Ten Years After: How The World Has Changed
"THE FAIREST fares of all to Europe, $388 direct from New York to Luxembourg" - Icelandair advertisement in The New York Times
For New Yorkers, the Icelandic national airline offered a cut-price route to Europe. When tangled aviation regulations controlled air fares across the Atlantic, travellers could save cash by touching down en route at the Nato air base at Keflavik, southern Iceland.

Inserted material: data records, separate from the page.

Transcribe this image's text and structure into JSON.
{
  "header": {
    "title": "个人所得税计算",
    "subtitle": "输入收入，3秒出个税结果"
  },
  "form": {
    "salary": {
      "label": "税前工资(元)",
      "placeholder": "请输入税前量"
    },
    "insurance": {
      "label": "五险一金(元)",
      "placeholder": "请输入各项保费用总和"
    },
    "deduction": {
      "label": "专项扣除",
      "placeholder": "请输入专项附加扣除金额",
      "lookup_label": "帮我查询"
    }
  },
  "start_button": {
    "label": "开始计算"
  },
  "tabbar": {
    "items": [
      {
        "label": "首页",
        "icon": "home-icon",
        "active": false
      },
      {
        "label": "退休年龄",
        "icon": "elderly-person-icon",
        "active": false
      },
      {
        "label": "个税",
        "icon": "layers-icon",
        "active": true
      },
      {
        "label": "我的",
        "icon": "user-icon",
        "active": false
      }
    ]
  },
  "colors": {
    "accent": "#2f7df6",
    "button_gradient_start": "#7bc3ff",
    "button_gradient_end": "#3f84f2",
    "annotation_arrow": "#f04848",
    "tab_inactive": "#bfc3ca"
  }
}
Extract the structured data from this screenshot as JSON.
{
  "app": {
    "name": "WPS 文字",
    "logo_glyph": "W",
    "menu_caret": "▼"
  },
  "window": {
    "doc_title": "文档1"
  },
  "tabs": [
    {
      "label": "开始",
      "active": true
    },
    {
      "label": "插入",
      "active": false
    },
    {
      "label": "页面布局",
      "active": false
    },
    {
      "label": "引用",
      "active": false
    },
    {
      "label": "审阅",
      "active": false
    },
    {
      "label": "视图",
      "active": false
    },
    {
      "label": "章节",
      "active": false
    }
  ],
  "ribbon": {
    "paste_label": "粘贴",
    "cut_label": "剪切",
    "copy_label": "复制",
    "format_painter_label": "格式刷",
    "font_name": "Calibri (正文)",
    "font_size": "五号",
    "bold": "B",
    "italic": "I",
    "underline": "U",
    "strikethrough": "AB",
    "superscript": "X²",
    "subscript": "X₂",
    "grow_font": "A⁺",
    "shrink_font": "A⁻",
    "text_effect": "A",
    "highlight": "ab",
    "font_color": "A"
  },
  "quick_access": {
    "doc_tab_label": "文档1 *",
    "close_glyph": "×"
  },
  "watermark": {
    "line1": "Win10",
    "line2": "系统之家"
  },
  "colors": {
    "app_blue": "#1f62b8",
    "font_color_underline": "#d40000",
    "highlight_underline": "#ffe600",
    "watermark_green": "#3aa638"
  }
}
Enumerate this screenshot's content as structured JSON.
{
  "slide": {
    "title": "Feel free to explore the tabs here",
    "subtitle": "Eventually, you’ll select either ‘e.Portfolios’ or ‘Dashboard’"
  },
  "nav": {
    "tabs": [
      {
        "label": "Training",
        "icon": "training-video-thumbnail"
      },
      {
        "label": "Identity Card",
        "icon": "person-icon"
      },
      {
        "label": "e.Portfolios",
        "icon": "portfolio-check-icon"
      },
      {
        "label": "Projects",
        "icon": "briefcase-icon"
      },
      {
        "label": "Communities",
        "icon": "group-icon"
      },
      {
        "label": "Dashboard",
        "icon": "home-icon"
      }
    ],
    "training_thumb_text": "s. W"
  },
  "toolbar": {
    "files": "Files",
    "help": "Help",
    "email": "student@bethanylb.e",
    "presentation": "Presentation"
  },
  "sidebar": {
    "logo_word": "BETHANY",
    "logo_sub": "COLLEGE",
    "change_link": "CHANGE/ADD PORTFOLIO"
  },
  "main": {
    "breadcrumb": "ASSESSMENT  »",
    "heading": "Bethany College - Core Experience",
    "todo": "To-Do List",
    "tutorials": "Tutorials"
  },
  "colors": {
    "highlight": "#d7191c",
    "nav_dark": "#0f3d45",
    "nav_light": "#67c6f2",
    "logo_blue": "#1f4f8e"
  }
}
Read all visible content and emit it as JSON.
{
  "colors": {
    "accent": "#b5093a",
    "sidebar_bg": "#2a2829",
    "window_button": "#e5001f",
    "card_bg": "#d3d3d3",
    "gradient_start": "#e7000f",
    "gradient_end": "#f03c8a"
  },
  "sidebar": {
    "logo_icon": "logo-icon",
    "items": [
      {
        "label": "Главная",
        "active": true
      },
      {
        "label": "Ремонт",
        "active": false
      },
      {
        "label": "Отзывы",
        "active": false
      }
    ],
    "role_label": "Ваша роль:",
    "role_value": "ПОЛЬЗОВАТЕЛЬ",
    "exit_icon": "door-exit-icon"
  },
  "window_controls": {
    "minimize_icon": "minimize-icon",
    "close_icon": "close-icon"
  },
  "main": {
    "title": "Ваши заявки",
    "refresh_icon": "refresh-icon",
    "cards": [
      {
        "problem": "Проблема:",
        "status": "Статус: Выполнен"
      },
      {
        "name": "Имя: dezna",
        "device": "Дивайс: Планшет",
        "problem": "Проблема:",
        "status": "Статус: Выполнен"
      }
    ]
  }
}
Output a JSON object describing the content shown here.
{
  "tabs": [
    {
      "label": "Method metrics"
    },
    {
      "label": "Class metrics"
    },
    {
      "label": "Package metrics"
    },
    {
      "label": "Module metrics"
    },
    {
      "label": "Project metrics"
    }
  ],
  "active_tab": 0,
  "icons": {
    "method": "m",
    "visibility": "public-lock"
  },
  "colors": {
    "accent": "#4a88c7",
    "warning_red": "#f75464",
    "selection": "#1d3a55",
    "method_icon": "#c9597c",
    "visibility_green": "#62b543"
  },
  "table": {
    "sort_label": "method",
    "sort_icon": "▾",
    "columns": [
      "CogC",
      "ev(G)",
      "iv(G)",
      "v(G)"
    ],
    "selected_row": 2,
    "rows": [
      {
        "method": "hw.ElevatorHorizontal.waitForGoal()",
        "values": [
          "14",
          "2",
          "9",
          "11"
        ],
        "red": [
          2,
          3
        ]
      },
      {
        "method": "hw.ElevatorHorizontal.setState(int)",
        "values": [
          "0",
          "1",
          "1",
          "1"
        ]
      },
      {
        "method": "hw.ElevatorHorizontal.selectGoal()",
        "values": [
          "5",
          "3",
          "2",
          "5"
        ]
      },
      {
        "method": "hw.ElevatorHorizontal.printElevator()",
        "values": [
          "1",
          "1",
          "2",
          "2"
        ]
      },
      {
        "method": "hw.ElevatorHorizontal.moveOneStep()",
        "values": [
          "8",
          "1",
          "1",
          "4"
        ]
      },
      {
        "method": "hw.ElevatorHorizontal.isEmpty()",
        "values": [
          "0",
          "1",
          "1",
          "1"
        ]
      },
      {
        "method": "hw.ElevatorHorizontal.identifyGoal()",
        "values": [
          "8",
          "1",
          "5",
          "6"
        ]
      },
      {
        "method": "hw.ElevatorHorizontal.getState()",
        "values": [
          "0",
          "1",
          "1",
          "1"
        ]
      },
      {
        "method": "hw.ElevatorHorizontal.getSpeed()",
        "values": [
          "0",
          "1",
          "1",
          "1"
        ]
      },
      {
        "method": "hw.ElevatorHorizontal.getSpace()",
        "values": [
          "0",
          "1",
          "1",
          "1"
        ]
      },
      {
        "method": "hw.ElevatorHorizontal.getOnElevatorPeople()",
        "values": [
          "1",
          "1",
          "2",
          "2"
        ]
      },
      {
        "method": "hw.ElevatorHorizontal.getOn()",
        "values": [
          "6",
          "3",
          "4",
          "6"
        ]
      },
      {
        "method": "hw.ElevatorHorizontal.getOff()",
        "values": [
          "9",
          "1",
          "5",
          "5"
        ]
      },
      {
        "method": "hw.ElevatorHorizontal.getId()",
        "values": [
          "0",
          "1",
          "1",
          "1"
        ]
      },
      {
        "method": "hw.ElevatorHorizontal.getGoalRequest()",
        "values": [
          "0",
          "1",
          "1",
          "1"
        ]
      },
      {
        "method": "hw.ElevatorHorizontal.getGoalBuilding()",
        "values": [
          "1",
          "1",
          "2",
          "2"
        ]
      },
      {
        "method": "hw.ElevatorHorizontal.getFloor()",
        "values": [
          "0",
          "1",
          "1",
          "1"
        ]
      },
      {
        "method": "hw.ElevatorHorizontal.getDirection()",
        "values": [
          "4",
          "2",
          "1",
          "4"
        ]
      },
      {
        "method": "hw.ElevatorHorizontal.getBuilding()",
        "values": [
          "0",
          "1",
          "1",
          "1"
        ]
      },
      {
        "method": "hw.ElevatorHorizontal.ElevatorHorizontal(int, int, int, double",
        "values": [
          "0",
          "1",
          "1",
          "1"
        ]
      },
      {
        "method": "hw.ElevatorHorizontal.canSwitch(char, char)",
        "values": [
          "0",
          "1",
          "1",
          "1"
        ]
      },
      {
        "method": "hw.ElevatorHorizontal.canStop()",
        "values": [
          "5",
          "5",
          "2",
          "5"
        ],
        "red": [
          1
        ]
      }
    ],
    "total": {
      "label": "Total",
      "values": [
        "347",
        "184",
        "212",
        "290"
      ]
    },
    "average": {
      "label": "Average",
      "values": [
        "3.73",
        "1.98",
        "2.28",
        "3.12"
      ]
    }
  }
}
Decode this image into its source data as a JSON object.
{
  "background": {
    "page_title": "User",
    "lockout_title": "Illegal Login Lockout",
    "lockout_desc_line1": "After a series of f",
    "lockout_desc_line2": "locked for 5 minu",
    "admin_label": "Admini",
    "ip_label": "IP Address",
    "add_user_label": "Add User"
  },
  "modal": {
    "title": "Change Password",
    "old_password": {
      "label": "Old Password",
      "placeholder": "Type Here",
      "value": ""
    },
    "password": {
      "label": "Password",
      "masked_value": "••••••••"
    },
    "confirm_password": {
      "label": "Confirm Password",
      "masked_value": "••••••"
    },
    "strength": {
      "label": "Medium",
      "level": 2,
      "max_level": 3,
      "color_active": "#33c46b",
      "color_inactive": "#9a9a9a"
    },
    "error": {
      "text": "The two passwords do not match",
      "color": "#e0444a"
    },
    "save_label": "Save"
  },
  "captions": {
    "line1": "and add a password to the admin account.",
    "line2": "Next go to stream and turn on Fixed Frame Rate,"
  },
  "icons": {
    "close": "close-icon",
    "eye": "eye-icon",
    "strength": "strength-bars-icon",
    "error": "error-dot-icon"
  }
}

The trouble was: no big European country would allow its national airline's earnings to be jeopardised by a third party. So Icelandair's European terminus was Luxembourg. The Grand Duchy is, in fact, well-placed for access to the core of Western Europe, with easy links to Germany, France, Belgium and even Switzerland. Dedicated British bargain-hunters, too, made their way by bus and ferry to Luxembourg on a highly convoluted journey to the US.
By 1989, when the fare of $388 (pounds 250) return was advertised, many of the old aviation rules had fallen by the free-enterprise wayside; the same fare was available on British Airways for non-stop London-New York flights that called at neither Luxembourg nor Iceland.
A decade later, Icelandair still offers bargains across the Atlantic - this time direct from both London and Glasgow. It serves six North American destinations, from Florida to Nova Scotia. And, in line with other airlines, off-peak fares are even lower than 10 years ago.